Un invito che spiazza e un messaggio mirato: tra luci natalizie e diplomazia, la premier sceglie la kermesse di Fratelli d’Italia per rilanciare il ruolo di Roma nel dossier mediorientale

Redazione La Sicilia

12 Dicembre 2025, 18:04

18:07

Ad Atreju, Meloni porta sul palco Abu Mazen: l’Italia si accredita come ponte nel Mediterraneo

La festa di Atreju si trasforma per una sera in una platea di diplomazia internazionale. Sul palco sale la presidente del Consiglio Giorgia Meloni; pochi secondi dopo, accanto a lei, compare il presidente dell’Autorità Nazionale Palestinese, Abu Mazen (cioè Mahmoud Abbas). La premier scandisce un messaggio che è insieme politico e di politica estera: la presenza del leader palestinese “fa giustizia di tante falsità” circolate sul governo italiano e testimonia che l’Italia è stata ed è “centrale” nella crisi mediorientale e nel percorso verso la soluzione dei due Stati. Parole pronunciate davanti a un pubblico che, tradizionalmente, celebra l’identità della destra di governo, ma che per una sera diventa osservatore di un’inedita finestra sul Medio Oriente. La cornice è pop; il contenuto, squisitamente geopolitico.

Un palco, due messaggi: identità interna e proiezione esterna

L’intervento ad Atreju, la kermesse annuale organizzata da Fratelli d’Italia, è stato costruito in due tempi: prima un incontro a Palazzo Chigi, durato circa mezz’ora; poi l’ingresso congiunto sul palco, con la premier a fare da “presentatrice” del leader palestinese. Per Meloni, quell’invito è il contrappunto a narrazioni critiche che, a suo dire, hanno accompagnato due anni di esecutivo; per Abu Mazen, è l’occasione per ringraziare l’Italia per il sostegno politico e umanitario, riaffermare l’impegno alla “pace giusta” e dichiarare la disponibilità a lavorare “con il governo e con tutte le forze politiche italiane”. In platea, l’evento assume i contorni della mossa simbolica: nel mezzo della più intricata crisi regionale degli ultimi decenni, Roma prova a ritagliarsi il ruolo di ponte credibile tra le parti.

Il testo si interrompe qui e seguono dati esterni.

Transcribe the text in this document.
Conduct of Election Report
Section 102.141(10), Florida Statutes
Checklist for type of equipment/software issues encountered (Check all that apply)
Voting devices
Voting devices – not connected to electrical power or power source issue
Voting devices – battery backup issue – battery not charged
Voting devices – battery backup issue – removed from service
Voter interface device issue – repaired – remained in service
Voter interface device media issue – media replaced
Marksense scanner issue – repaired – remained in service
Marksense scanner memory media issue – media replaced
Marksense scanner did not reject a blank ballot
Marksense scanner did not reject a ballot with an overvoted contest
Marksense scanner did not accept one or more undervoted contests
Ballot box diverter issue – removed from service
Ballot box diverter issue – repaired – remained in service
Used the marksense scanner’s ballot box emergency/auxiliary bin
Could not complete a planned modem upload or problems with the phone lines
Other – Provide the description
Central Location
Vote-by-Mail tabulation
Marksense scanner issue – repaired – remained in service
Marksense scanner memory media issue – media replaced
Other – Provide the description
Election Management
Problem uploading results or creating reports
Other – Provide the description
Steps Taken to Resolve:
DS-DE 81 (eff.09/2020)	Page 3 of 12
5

Le parole di Giorgia Meloni

Sul palco, Meloni sottolinea tre punti: la “centralità” dell’Italia nella gestione della crisi e nella ricerca di una “pace con la prospettiva dei due Stati”; la volontà di smentire le “falsità” circolate sul governo negli “ultimi due anni”; la convinzione che Roma possa ancora esercitare un ruolo di “protagonista” nel cammino diplomatico che attende la regione.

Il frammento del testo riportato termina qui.